Kyrene was founded in 631 BC by Dorian settlers from Thera and their leader Battos, as instructed by the Delphic oracle. Around a hundred years later as the city grew in prosperity to rival even Carthage, Kyrene began issuing silver coins of archaic style on small, thick modules. Virtually all of the coins of Kyrene display the badge of the city and the principal, indeed critically important, source of its wealth - the silphium plant. The importance of this plant species from an extremely early date is attested by the fact that both the Egyptians and Minoans developed and employed a specific glyph to represent the silphium plant.

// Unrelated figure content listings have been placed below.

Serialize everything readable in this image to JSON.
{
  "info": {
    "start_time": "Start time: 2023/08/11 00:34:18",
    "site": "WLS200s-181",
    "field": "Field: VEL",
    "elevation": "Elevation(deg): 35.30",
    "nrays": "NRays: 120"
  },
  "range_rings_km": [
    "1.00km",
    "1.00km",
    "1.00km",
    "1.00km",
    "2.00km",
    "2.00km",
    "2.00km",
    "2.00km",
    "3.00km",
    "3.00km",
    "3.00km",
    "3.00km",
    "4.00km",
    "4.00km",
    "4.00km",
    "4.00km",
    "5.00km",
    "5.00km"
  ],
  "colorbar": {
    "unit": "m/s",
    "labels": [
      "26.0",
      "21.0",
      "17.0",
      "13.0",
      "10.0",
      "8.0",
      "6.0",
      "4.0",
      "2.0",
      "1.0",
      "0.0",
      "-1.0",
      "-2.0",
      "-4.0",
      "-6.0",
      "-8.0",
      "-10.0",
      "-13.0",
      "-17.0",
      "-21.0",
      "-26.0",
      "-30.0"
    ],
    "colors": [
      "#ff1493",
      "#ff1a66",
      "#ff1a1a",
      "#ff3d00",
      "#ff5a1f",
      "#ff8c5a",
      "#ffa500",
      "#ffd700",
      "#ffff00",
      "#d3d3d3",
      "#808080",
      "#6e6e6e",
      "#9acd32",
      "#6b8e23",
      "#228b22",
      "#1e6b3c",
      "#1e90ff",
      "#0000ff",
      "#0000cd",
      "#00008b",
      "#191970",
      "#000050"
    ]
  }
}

The silphium plant was described as having a thick root, a stalk like fennel, large alternating leaves with leaflets like celery, spherical clusters of small yellow flowers at the top and broad leaf-like, heart-shaped fruit called phyllon. The plant was valued in ancient times because of its many uses as a food source, seasoning for food, and, most importantly, as a medication. Perfumes were made from the flowers, the stalk was used for food or fodder while the juice and root were used to make a variety of medical potions. Aside from its uses in Greco-Roman cooking (as in recipes by Apicius), the many medical applications of the plant included use to treat cough, sore throat, fever, indigestion, aches and pains, warts, and it has even been speculated that the plant may also have functioned as a contraceptive, based partly on testimony from Pliny.

The plant only grew along a narrow coastal area, about 125 by 35 miles. Much of the speculation about the cause of its extinction rests on a sudden demand for animals that grazed on the plant, for some supposed effect on the quality of the meat. Overgrazing combined with over harvesting and climate change led to its extinction. Pliny reported that the last known stalk of silphium found in Kyrenaika was given to the Emperor Nero as a curiosity. The city never recovered from the extinction of its principal export, and economic decline combined with a series of devastating earthquakes led to the abandonment of the city in the 4th Century AD.

The syncretic god Zeus Ammon, depicted on the obverse of this coin, combines the Greek Zeus with the Egyptian king of gods, Amun-Ra, who was often shown in Egyptian art with a ram's head. Zeus Ammon was also especially worshipped in Sparta and Thebes, both of which are recorded by Pausanias as having temples to the god (see his Description of Greece 3.18.3 and 9.16.1). The oracle was famed in later times for being visited by Alexander the Great in 331 BC and later Hannibal.

The present coin is remarkable not only for the quality of the artistry employed on the reverse portrait of Zeus Ammon, which displays a finely groomed beard with curled strands; moreover the artist responsible for the obverse die has engraved a feature of the silphium plant that is omitted from virtually every other known Kyrenaikan coin – the thick root of the silphium plant.